A relaxation of World Rugby’s eligibility laws would help avert scenes like the All Blacks’ 102-0 victory over Tonga at Mt Smart Stadium on Saturday night, according to beaten coach Toutai Kefu.
Putting together a makeshift squad using only local players, with the majority of Tonga’s stars unable to travel to New Zealand from overseas, Kefu’s side were outplayed in every department, conceding more than a point a minute in a game that could at best be described as a total mismatch.
But if eligibility laws were loosened to benefit nations like Tonga would be able to compete with the world’s best – as seen in rugby league.
At present, to represent a second nation, a player must have served a minimum of three years out of test rugby, hold a passport for their second country, as well as participate in an Olympic rugby sevens qualifying tournament to gain eligibility at all levels.
Former All Black Malakai Fekitoa has recently completed the process to switch from New Zealand allegiance to Tonga, while another former teammate Charles Piutau was denied the chance to play in the Olympic sevens tournament in Monaco, due to his English club commitments.
Another former All Black Ngani Laumape could theoretically also make the switch in a few years’ time, having just left New Zealand for French side Stade Francais.
Speaking after his side’s loss to the All Blacks, Kefu explained how a change of eligibility laws would “transform” Tonga as a rugby-playing nation.
“There are a few players there ready to be capped, it’s just all about the timing.
“It depends what part of the eligibility, I certainly believe there should be a stand-down period.
“My opinion is that extra hoop that they have to jump through, in terms of playing sevens, is probably just a layer of complication we don’t need.
“I’m happy with just the three or four-year stand down. [It would] suit us, suit us a lot.
“If that’s possible, our team transforms.
“We get two windows a year, which is probably about four weeks.
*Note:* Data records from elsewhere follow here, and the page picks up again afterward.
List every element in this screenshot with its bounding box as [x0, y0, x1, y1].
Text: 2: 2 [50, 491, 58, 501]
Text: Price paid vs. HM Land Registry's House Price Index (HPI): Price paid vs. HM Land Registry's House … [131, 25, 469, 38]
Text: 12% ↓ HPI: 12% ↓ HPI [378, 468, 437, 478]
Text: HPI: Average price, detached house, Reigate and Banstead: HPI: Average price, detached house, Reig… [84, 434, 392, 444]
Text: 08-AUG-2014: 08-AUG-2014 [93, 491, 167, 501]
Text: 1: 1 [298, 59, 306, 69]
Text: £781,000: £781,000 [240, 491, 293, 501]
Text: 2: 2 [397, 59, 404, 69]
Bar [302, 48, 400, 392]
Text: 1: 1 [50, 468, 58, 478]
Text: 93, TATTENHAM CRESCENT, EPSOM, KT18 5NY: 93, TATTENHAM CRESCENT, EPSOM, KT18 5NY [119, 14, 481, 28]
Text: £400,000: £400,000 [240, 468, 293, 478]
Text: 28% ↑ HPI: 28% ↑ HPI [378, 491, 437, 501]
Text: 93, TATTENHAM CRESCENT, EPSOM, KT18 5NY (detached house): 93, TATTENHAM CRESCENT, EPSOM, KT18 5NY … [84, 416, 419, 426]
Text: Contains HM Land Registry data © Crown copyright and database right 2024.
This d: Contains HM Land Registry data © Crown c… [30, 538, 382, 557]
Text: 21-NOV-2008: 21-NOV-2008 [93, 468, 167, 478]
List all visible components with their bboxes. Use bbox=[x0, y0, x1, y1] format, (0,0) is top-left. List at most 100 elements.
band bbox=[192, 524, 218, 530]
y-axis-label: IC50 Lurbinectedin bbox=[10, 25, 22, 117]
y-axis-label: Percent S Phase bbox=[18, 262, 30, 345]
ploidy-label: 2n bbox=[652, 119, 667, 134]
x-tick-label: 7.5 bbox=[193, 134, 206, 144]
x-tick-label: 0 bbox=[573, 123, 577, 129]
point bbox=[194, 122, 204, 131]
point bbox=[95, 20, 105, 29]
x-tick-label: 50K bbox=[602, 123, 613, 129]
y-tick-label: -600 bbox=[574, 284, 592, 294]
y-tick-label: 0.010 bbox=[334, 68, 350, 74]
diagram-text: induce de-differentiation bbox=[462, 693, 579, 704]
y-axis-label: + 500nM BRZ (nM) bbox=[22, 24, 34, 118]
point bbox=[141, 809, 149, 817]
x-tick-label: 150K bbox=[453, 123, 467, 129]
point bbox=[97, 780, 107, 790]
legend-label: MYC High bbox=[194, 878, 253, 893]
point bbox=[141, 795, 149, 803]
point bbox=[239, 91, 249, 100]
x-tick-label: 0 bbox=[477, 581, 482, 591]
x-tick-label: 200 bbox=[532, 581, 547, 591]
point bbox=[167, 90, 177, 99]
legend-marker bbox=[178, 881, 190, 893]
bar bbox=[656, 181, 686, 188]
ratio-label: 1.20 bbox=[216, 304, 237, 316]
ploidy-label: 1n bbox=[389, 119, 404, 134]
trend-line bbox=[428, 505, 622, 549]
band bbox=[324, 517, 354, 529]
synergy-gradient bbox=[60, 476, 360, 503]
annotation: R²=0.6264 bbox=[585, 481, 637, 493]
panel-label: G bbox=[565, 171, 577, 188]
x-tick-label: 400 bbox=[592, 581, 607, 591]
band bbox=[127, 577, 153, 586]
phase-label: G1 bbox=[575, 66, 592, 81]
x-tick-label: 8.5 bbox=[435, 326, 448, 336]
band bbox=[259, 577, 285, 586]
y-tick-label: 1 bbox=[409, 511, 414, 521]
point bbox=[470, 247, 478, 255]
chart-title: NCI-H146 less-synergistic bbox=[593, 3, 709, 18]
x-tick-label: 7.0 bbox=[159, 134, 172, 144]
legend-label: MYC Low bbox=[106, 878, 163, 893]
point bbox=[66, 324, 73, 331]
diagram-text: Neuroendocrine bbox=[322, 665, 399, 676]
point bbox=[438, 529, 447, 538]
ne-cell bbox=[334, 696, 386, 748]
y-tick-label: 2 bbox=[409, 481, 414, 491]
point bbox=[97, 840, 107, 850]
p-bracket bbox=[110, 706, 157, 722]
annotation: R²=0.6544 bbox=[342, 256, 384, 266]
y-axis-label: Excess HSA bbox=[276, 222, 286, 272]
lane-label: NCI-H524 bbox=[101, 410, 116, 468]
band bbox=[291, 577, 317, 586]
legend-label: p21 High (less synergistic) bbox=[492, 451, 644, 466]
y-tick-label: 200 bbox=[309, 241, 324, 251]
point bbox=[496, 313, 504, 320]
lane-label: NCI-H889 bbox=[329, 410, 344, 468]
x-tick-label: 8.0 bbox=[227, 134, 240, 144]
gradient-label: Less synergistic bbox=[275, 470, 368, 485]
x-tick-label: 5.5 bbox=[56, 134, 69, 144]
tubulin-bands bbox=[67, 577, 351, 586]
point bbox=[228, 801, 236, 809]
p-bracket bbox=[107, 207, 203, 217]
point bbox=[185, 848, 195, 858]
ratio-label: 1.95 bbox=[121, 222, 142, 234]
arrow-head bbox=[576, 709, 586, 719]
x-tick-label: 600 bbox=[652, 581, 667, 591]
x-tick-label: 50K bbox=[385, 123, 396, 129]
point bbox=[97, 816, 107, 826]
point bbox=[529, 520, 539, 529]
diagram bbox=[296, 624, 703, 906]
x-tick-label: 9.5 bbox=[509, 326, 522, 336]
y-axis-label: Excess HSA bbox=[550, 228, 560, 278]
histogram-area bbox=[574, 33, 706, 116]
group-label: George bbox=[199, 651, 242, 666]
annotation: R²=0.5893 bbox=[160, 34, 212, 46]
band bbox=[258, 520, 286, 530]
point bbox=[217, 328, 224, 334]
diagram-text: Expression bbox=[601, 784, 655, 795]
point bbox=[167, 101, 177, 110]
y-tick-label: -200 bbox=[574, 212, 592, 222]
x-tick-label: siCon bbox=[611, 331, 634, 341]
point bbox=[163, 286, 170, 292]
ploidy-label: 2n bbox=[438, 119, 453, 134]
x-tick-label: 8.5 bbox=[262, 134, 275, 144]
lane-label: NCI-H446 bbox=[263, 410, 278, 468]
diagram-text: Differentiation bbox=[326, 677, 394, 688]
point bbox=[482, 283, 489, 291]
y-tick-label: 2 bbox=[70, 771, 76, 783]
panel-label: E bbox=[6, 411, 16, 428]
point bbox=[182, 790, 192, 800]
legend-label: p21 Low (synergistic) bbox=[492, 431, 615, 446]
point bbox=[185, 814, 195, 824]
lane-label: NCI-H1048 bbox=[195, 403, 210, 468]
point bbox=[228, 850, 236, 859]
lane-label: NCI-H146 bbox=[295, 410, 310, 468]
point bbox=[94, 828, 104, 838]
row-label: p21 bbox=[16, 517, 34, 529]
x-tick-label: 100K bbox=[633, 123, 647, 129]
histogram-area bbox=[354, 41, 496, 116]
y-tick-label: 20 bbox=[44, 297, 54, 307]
We haven’t got the luxury of having all our players play in one competition, and we can train them whenever we want.
“The biggest quick fix would be to get access to our better players. The next one probably can’t be done, but spend more time together.”
Including the Moana Pasifika side in Super Rugby from 2022 will also be a huge benefit for Tonga, Kefu adds, giving players the chance to play professionally closer to home rather than chase large sums of money in Europe and Japan.
“I could keep a lot of my players locally,” he says. “I don’t have to send them to France, or the other competitions. I could keep them here where we can monitor them and observe them.”.